Three of the four were arrested in a coastal village near the port city of Zamboanga on Mindanao island on Sunday night, said city police chief Senior Superintendent Angelito Casimiro.

“We recovered from them documents of a plan to kidnap a local businessman and a son of a shipyard owner,” Casimiro said.

“The plot was thwarted and we have heightened the security alert around the city,” he said.

Earlier on the same day, Casimiro said combined military and police intelligence units arrested Sattar Sabtula, an Abu Sayyaf member involved in the 2002 kidnapping of a group of Jehovah’s Witness missionaries on the nearby island of Jolo, a rebel stronghold.

Two of the missionaries were beheaded while four others were freed after months in captivity following ransom payments, police said.

On June 11 Khair Mundos, listed as one of the “most wanted” terrorists by the US government which put a $500,000 reward on his head, was captured in a Manila suburb.

A week later two of Mundo’s followers, who were linked to various kidnappings for ransom, were captured in Zamboanga.

The Abu Sayyaf is a small gang of Islamic militants blamed for the country’s worst terrorist attacks, including a 2004 ferry bombing that left over 100 dead.

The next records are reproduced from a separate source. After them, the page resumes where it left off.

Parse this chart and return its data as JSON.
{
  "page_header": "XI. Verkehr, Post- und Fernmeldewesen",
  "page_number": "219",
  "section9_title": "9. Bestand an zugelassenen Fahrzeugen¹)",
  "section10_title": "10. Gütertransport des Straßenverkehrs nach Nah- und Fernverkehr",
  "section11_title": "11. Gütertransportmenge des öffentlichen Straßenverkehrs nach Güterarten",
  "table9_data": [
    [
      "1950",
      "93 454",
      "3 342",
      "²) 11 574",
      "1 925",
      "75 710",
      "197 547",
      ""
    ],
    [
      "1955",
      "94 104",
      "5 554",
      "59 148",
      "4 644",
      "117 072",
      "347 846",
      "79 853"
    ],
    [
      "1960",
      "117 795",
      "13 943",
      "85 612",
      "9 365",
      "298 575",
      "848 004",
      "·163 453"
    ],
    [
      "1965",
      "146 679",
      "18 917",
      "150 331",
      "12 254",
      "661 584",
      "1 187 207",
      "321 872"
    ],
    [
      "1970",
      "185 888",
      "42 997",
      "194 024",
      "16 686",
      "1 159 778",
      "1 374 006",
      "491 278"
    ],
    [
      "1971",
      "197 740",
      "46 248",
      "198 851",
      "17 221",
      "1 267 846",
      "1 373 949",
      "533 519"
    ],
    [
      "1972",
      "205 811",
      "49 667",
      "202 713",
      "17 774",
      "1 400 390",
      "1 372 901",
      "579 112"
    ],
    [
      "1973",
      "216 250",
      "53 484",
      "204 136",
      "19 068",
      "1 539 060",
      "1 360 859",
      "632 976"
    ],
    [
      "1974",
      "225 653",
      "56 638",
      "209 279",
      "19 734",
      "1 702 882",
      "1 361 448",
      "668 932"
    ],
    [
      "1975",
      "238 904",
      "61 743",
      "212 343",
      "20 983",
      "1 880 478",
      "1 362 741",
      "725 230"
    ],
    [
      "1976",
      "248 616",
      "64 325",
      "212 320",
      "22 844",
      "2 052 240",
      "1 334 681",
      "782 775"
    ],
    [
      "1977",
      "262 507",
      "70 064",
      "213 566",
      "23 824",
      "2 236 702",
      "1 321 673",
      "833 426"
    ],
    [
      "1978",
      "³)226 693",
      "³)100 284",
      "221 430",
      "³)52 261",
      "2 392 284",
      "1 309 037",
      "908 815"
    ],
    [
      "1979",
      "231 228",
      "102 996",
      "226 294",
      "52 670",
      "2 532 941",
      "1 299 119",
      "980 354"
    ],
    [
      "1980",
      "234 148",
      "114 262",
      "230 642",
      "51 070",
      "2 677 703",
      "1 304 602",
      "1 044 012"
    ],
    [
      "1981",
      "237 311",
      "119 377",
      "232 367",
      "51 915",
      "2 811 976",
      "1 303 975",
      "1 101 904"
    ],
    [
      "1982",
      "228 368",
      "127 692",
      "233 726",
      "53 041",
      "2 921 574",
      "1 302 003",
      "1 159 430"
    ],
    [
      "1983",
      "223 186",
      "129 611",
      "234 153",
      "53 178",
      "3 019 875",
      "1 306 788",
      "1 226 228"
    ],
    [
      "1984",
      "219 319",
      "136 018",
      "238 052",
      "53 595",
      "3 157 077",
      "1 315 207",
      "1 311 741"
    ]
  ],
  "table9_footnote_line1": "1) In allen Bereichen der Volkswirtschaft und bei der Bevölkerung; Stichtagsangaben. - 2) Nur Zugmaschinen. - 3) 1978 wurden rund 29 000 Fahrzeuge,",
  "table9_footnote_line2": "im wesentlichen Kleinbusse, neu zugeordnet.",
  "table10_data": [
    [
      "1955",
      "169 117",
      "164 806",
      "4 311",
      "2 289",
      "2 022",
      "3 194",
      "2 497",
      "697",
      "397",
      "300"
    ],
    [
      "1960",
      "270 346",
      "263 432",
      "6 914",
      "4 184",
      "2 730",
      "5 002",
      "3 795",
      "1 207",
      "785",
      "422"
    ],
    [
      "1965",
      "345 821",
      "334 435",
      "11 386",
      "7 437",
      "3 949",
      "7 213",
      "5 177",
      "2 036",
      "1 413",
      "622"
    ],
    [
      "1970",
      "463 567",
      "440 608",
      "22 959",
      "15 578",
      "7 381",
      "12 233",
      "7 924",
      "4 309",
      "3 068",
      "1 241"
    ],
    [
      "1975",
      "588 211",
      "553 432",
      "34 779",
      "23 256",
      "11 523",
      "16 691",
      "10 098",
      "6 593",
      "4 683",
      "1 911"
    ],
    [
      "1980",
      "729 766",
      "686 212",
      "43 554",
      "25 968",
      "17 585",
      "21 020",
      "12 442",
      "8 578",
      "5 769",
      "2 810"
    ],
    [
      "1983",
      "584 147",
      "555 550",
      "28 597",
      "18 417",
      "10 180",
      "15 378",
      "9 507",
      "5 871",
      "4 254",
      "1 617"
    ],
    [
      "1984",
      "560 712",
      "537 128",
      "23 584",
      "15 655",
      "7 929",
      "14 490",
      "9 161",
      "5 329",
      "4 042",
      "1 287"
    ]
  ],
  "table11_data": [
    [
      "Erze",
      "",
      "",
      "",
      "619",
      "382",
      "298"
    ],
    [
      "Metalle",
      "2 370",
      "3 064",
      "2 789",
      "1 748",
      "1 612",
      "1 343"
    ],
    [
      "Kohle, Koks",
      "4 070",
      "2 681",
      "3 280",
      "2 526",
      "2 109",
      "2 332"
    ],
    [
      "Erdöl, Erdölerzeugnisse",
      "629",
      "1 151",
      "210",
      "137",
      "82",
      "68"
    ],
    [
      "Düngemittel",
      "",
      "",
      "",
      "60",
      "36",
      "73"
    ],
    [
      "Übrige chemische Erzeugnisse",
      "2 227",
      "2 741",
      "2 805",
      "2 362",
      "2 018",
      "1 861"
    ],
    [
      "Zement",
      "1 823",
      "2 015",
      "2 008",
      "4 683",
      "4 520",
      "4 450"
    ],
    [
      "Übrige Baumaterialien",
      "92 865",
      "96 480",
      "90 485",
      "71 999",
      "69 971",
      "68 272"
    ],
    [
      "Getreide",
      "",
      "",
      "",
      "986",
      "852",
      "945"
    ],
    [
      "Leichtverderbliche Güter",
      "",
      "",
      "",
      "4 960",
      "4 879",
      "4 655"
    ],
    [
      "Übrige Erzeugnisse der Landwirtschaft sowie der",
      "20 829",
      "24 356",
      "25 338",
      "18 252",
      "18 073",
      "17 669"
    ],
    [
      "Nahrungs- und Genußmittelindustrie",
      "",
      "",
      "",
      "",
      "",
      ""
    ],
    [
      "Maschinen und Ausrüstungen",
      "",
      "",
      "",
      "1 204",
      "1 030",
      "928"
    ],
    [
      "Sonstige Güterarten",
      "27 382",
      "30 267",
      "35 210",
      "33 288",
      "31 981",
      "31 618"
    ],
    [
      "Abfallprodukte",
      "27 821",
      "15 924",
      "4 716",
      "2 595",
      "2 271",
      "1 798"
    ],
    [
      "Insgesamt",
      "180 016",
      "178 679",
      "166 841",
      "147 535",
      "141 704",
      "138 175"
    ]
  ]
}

Founded in the 1990s with seed money from Al Qaeda, the group has survived over the past decade by drawing support from poor Muslim communities that have become fertile recruiting ground.

The US military has had about 500 troops rotating through the southern Philippines since 2002 to train Filipino soldiers to combat the insurgents.

Despite repeated government claims that the Abu Sayyaf is a spent force, the group remains capable of mounting deadly attacks and kidnappings for ransom, including raids of dive resorts in neighbouring Malaysia.

Last week seven soldiers and 10 Abu Sayyaf gunmen were killed in one of the bloodiest clashes in recent months on Jolo.

The Abu Sayyaf is believed to be holding several foreign hostages on Jolo, including two European bird watchers and a Japanese man who were separately kidnapped in 2010.

The militants also kidnapped a Chinese woman and a Filipina worker from a Malaysian dive resort in April. Both were later freed, allegedly after ransom payments.